As the smartphone market matures, the companies that make chips for wireless devices are targeting larger, faster mobile machines. The automotive semiconductor market is worth $24 billion, according to consulting firm McKinsey, and by 2025 more than $7 billion worth of semiconductors will be used in partially or fully autonomous cars, according to analysts at J.P. Morgan.
The world’s largest semiconductor company clearly wants to dominate the market for technology used in autonomous cars. Intel recently agreed to pay $15.3 billion to acquire Israel’s Mobileye, which makes cameras and sensors for self-driving cars. That’s 36-times Mobileye’s annualized revenue, and more than double the amount analysts are predicting the entire market for chips used in autonomous cars will be worth eight years from now.

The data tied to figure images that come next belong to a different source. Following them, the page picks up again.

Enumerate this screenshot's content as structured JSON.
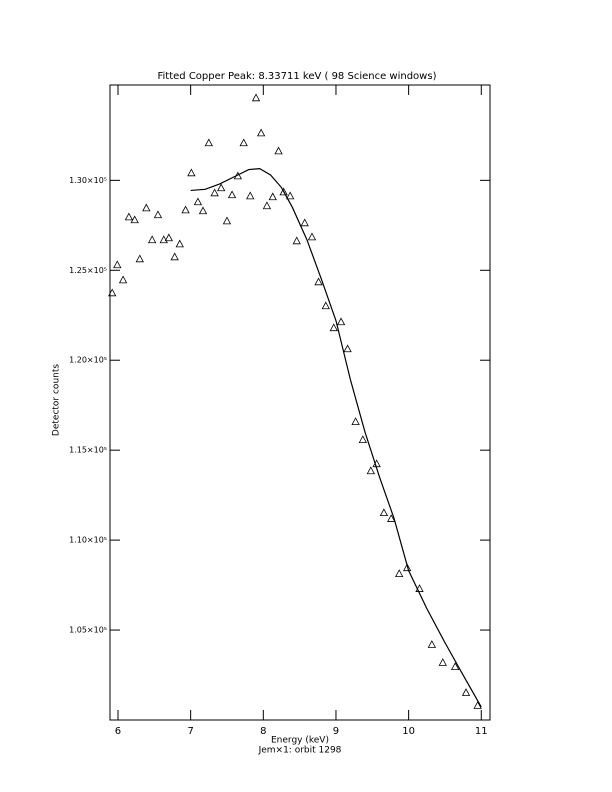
{
  "chart_data": {
    "type": "scatter",
    "title": "Fitted Copper Peak:      8.33711 keV (      98 Science windows)",
    "x_label": "Energy (keV)",
    "subtitle": "Jem×1: orbit 1298",
    "y_label": "Detector counts",
    "xlim": [
      5.89,
      11.12
    ],
    "ylim": [
      100000,
      135300
    ],
    "xticks": [
      6,
      7,
      8,
      9,
      10,
      11
    ],
    "yticks": [
      {
        "value": 105000,
        "label": "1.05×10⁵"
      },
      {
        "value": 110000,
        "label": "1.10×10⁵"
      },
      {
        "value": 115000,
        "label": "1.15×10⁵"
      },
      {
        "value": 120000,
        "label": "1.20×10⁵"
      },
      {
        "value": 125000,
        "label": "1.25×10⁵"
      },
      {
        "value": 130000,
        "label": "1.30×10⁵"
      }
    ],
    "series": [
      {
        "type": "scatter",
        "color": "#000000",
        "x": [
          5.92,
          5.99,
          6.07,
          6.15,
          6.23,
          6.3,
          6.39,
          6.47,
          6.55,
          6.63,
          6.7,
          6.78,
          6.85,
          6.93,
          7.01,
          7.1,
          7.17,
          7.25,
          7.33,
          7.42,
          7.5,
          7.57,
          7.65,
          7.73,
          7.82,
          7.9,
          7.97,
          8.05,
          8.13,
          8.21,
          8.28,
          8.37,
          8.46,
          8.57,
          8.67,
          8.76,
          8.86,
          8.97,
          9.07,
          9.16,
          9.27,
          9.37,
          9.48,
          9.56,
          9.66,
          9.76,
          9.87,
          9.98,
          10.15,
          10.32,
          10.47,
          10.64,
          10.79,
          10.95
        ],
        "values": [
          123720,
          125280,
          124440,
          127940,
          127780,
          125610,
          128440,
          126670,
          128060,
          126670,
          126780,
          125720,
          126440,
          128330,
          130390,
          128780,
          128280,
          132060,
          129280,
          129560,
          127720,
          129170,
          130220,
          132060,
          129110,
          134560,
          132610,
          128560,
          129060,
          131610,
          129330,
          129110,
          126610,
          127610,
          126830,
          124330,
          123000,
          121780,
          122110,
          120610,
          116560,
          115560,
          113830,
          114220,
          111500,
          111170,
          108110,
          108440,
          107280,
          104170,
          103170,
          102940,
          101500,
          100780
        ]
      },
      {
        "type": "line",
        "color": "#000000",
        "x": [
          7.0,
          7.2,
          7.4,
          7.6,
          7.8,
          7.95,
          8.1,
          8.25,
          8.4,
          8.6,
          8.8,
          9.0,
          9.2,
          9.4,
          9.6,
          9.8,
          10.0,
          10.25,
          10.5,
          10.75,
          11.0
        ],
        "values": [
          129440,
          129500,
          129800,
          130200,
          130600,
          130650,
          130300,
          129600,
          128500,
          126700,
          124500,
          122200,
          118900,
          116000,
          113500,
          111200,
          108300,
          106200,
          104300,
          102500,
          100720
        ]
      }
    ]
  }
}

Mobileye is already doing business with 27 automakers, according to Recode, and Intel apparently sees immense value in those relationships. Intel CEO Brian Krzanich has said he believes automakers will outsource their self-driving vehicle technologies. The Mobileye purchase gives Intel a better shot at becoming a dominant supplier of automotive modules and the chips inside them.
Meanwhile, chipmakers that focus primarily on the wireless market have been busy making their own deals with the auto industry. Qualcomm recently inked a deal with PSA Group, whose brands include Peugeot, Citroën and DS. Qualcomm’s Snapdragon automotive processor will be integrated into PSA Group’s next generation of vehicles. Qualcomm says its Snapdragon 820A processor can support in-vehicle music and video streaming, 3-D navigation and multiple high-resolution displays.
Sierra Wireless recently announced its LTE technology will connect Volkswagen vehicles starting next year. The company said its AirPrime modules and Legato platform will provide cellular connectivity for Volkswagen’s Car-Net platform, which is used for vehicle access, roadside assistance, diagnostics and maintenance.
The world’s fastest car, which is being made by a British company called Bloodhound, will also use Sierra Wireless’s AirPrime LTE embedded modules, as well as the company’s AirLink gateways, management services and technical support.